August 18, 2003 | WebMemo on Energy and Environment
After paralyzing much of the Northeast and the Midwest, last week's largest ever electricity blackout demonstrates perfectly the need for a responsible long-term energy policy. It also highlights the vital role that energy plays in U.S. national and economic security.
Regrettably, many lawmakers are citing deregulation as the culprit of last week's blackout. Early reports indicate that serious problems in the nation's power grid caused the blackout and estimate the cost to update and modernize the grid reaching $50 billion.
Unlike generation, however, the transmission and distribution systems remain highly regulated. Placing the blame on deregulation is misplaced and serves only as a diversion from the real issue-enacting policies that encourage private investment in expanding and upgrading the nation's antiquated transmission system.

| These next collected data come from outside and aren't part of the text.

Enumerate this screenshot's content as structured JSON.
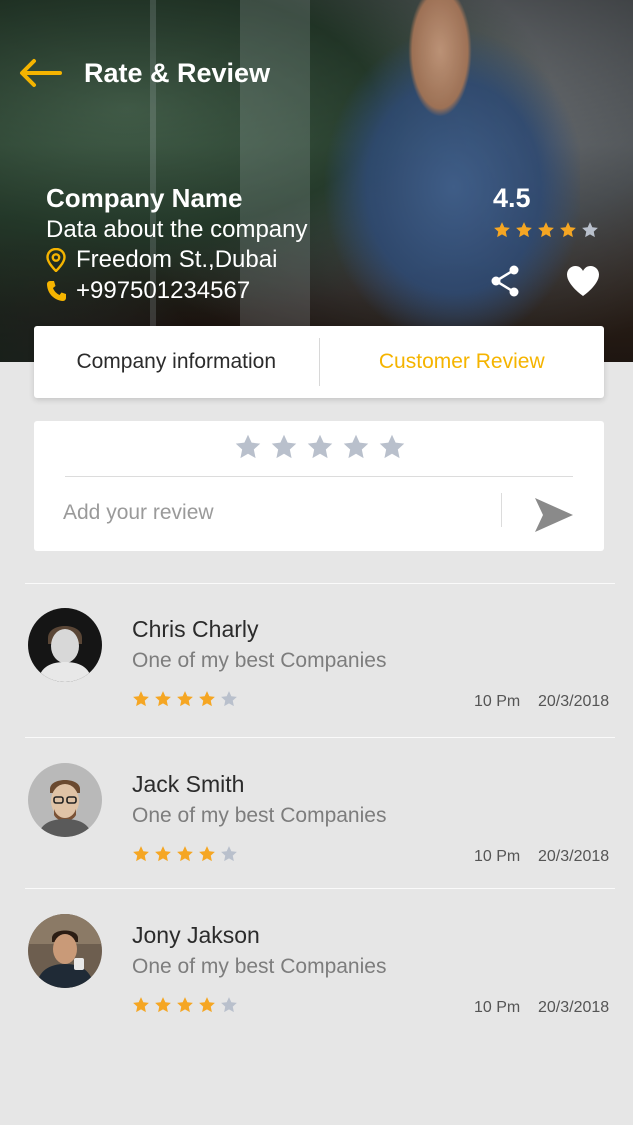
{
  "header": {
    "title": "Rate & Review"
  },
  "company": {
    "name": "Company Name",
    "about": "Data about the company",
    "location": "Freedom St.,Dubai",
    "phone": "+997501234567",
    "rating": "4.5",
    "rating_value": 4
  },
  "tabs": {
    "info_label": "Company information",
    "review_label": "Customer Review"
  },
  "review_input": {
    "placeholder": "Add your review"
  },
  "colors": {
    "accent": "#f5b400",
    "star_filled": "#f5a623",
    "star_empty": "#b9c0cc"
  },
  "reviews": [
    {
      "name": "Chris Charly",
      "text": "One of my best Companies",
      "stars": 4,
      "time": "10 Pm",
      "date": "20/3/2018"
    },
    {
      "name": "Jack Smith",
      "text": "One of my best Companies",
      "stars": 4,
      "time": "10 Pm",
      "date": "20/3/2018"
    },
    {
      "name": "Jony Jakson",
      "text": "One of my best Companies",
      "stars": 4,
      "time": "10 Pm",
      "date": "20/3/2018"
    }
  ]
}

When Congress returns from its summer recess, it will begin conference committee meetings to reconcile separate versions of comprehensive energy legislation passed by the House and Senate. In the wake of the recent blackout, Congress should exercise leadership and rewrite the bill to responsibly enhance the nation's domestic energy supplies, modernize the nation's infrastructure to ensure reliable delivery of needed power, encourage private company investments in the nation's power grid, and reduce cumbersome regulations. .
In a nutshell, Congress should let the marketplace -- not political interference -- determine the nation's energy winners and losers.